Geneva, 6 October 2010. The ATLAS1 collaboration at CERN2 today officially unveiled a giant mural depicting the ATLAS particle detector, which is currently collecting data at the world’s most powerful particle accelerator, the Large Hadron Collider. Installed in a cavern 100 metres underground, the ATLAS detector is no longer open for visits. The mural, painted on the wall of an ATLAS surface building by American artist Josef Kristofoletti, is three storeys tall yet still one-third the size of the actual detector. The mural is designed to be the next best thing to seeing the detector itself.
This is not the first depiction Kristofoletti has made of the ATLAS detector: it has a smaller relative that he painted for the Redux Contemporary Art festival in South Carolina. That was spotted by members of the collaboration, and resulted in the artist being invited to visit the real thing.
“We were thrilled to learn that ATLAS and particle physics had found their way into popular art,” said ATLAS physicist and outreach coordinator, Michael Barnett of the Lawrence Berkeley National Laboratory. “And it was a natural next step to bring that art to CERN.”
Inspired by the human creativity that goes into research at the frontier of knowledge, Kristofoletti was happy to accept the commission. “You just look at certain things and think, ‘wow, how are human beings able to do something so huge?’” he explained. “And that’s certainly the feeling I got from ATLAS. How is it really possible? It’s like a miracle that people are able to assemble something so complex.”
Kristofoletti explained what it is about the project that attracted him to particle physics. “What got me painting murals was working in Italy for a couple of years and seeing the frescos of the Renaissance,” he explained. “The subject of most of those works is religious mythology. When I think about the LHC, it always seems like an unprecedented cathedral of science. I think this will be a modern-day version of a Renaissance fresco. People enjoy having something that touches on both art and science. Humans have always tried to find out where we came from and where things originate, and I think that’s why this captures people’s imagination.”

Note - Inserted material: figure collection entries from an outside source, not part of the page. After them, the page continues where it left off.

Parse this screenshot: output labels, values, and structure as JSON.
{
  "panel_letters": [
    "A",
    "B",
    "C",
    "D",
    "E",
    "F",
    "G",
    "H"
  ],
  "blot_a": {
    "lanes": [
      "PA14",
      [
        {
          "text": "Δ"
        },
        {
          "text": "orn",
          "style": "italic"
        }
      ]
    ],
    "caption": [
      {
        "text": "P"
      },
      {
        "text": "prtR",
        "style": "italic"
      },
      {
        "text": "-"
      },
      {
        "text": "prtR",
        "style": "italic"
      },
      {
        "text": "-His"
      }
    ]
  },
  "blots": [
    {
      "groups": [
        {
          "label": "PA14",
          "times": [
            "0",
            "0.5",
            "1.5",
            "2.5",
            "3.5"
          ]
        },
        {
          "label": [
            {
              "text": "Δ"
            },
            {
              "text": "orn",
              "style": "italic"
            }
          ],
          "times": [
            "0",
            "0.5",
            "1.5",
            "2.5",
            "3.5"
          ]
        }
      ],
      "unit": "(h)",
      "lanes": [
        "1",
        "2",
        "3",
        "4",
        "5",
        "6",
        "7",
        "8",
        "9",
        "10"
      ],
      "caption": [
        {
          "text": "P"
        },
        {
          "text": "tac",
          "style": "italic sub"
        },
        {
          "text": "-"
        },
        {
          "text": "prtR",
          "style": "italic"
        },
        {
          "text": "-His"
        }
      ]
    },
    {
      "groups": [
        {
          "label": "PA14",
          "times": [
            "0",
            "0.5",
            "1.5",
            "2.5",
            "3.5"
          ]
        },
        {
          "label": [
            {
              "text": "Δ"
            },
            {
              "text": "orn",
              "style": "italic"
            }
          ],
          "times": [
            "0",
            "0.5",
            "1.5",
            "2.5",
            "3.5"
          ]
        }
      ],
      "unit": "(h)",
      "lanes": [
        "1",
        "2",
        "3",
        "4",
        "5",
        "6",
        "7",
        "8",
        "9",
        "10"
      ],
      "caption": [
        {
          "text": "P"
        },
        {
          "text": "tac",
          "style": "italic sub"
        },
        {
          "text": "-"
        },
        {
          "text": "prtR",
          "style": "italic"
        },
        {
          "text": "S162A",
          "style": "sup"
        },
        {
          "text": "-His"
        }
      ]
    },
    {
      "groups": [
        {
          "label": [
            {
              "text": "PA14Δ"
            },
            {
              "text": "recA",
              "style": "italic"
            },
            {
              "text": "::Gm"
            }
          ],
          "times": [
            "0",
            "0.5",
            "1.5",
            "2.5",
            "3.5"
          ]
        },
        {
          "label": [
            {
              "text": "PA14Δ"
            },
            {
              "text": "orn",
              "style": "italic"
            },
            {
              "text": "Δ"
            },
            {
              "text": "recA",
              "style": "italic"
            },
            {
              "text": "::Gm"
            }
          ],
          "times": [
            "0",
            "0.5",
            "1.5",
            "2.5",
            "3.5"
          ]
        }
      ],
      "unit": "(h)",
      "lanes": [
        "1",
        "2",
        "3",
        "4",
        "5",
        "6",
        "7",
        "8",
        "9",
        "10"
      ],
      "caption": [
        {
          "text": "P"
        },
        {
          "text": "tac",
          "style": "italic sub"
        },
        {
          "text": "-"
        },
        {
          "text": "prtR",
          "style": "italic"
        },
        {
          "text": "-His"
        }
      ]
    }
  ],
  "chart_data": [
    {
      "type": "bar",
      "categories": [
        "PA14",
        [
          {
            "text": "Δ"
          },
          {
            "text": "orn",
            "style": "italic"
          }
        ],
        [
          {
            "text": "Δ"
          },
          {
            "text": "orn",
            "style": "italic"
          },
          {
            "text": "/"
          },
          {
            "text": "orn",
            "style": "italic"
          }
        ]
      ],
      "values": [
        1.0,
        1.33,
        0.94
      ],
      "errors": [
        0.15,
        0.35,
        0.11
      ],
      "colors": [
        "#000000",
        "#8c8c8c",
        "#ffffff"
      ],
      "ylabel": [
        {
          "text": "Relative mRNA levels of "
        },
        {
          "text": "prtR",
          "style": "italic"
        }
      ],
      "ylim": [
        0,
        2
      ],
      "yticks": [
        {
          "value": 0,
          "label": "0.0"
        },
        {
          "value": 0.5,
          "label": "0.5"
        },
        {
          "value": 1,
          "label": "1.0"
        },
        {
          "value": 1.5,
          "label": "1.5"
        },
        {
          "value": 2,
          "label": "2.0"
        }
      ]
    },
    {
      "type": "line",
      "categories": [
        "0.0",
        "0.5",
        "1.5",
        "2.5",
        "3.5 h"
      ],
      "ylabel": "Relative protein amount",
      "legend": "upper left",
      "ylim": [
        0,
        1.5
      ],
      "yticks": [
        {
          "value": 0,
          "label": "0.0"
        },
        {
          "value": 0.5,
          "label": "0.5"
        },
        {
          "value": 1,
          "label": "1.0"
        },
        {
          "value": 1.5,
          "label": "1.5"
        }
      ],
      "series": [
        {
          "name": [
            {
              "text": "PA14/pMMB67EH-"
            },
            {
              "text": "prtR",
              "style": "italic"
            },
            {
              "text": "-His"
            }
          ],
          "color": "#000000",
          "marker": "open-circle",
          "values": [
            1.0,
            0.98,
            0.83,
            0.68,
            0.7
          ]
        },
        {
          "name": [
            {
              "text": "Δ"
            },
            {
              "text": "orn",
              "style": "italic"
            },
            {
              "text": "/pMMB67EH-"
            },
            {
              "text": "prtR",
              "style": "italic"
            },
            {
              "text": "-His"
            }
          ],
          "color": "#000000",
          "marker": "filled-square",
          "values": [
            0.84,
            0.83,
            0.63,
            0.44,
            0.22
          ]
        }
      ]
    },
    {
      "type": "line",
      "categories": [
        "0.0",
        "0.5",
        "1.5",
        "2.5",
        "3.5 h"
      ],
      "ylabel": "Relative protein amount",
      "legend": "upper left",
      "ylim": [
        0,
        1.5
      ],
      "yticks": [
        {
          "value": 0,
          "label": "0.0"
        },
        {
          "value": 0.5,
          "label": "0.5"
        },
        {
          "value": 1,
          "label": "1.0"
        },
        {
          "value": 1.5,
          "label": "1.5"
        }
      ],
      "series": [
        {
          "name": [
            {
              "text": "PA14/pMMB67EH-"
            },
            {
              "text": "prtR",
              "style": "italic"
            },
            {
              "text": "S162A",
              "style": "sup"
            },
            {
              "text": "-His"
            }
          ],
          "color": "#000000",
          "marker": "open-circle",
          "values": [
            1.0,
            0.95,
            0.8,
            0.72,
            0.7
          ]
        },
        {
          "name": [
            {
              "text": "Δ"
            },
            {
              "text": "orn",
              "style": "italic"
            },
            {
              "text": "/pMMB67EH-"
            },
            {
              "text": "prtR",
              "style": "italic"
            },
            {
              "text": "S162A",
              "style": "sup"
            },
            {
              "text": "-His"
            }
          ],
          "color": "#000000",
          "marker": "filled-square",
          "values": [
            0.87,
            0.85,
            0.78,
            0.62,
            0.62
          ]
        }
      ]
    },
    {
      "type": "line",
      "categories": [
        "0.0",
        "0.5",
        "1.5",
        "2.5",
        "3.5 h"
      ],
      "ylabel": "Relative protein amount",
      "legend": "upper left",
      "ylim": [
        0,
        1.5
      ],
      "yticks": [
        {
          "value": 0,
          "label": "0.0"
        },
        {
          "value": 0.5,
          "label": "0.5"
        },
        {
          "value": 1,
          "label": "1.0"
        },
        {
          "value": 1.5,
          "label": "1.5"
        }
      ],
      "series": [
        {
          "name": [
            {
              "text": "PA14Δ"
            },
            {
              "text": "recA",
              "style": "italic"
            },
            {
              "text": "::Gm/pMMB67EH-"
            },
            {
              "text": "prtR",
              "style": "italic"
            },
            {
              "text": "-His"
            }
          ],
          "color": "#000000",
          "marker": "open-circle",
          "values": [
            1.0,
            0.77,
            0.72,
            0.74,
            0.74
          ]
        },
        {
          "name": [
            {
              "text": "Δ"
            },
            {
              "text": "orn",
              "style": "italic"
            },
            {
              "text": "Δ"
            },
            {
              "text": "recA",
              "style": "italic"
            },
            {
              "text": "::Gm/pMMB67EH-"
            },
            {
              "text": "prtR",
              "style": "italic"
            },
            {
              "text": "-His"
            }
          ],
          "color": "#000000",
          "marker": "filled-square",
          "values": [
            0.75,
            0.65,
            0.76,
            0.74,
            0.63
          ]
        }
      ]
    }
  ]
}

CERN and the LHC have attracted considerable interest from the artistic community over recent years, and the laboratory has responded by starting to develop an artist in residence programme.
1. ATLAS is a particle physics experiment at the Large Hadron Collider at CERN. The ATLAS detector is searching for new discoveries in the head-on collisions of protons of extraordinarily high energy. ATLAS will learn about the basic forces that have shaped our Universe since the beginning of time and that will determine its fate. Among the possible unknowns are the origin of mass, extra dimensions of space, unification of fundamental forces, and evidence for dark matter candidates in the Universe. The ATLAS Collaboration is a virtual United Nations of 38 countries. The 3000 physicists come from more than 174 universities and laboratories and include 1000 students.
2. CERN, the European Organization for Nuclear Research, is the world's leading laboratory for particle physics. It has its headquarters in Geneva. At present, its Member States are Austria, Belgium, Bulgaria, the Czech Republic, Denmark, Finland, France, Germany, Greece, Hungary, Italy, the Netherlands, Norway, Poland, Portugal, Slovakia, Spain, Sweden, Switzerland and the United Kingdom. Romania is a candidate for accession. Israel is an Associate Member in the pre-stage to Membership. India, Japan, the Russian Federation, the United States of America, Turkey, the European Commission and UNESCO have Observer status.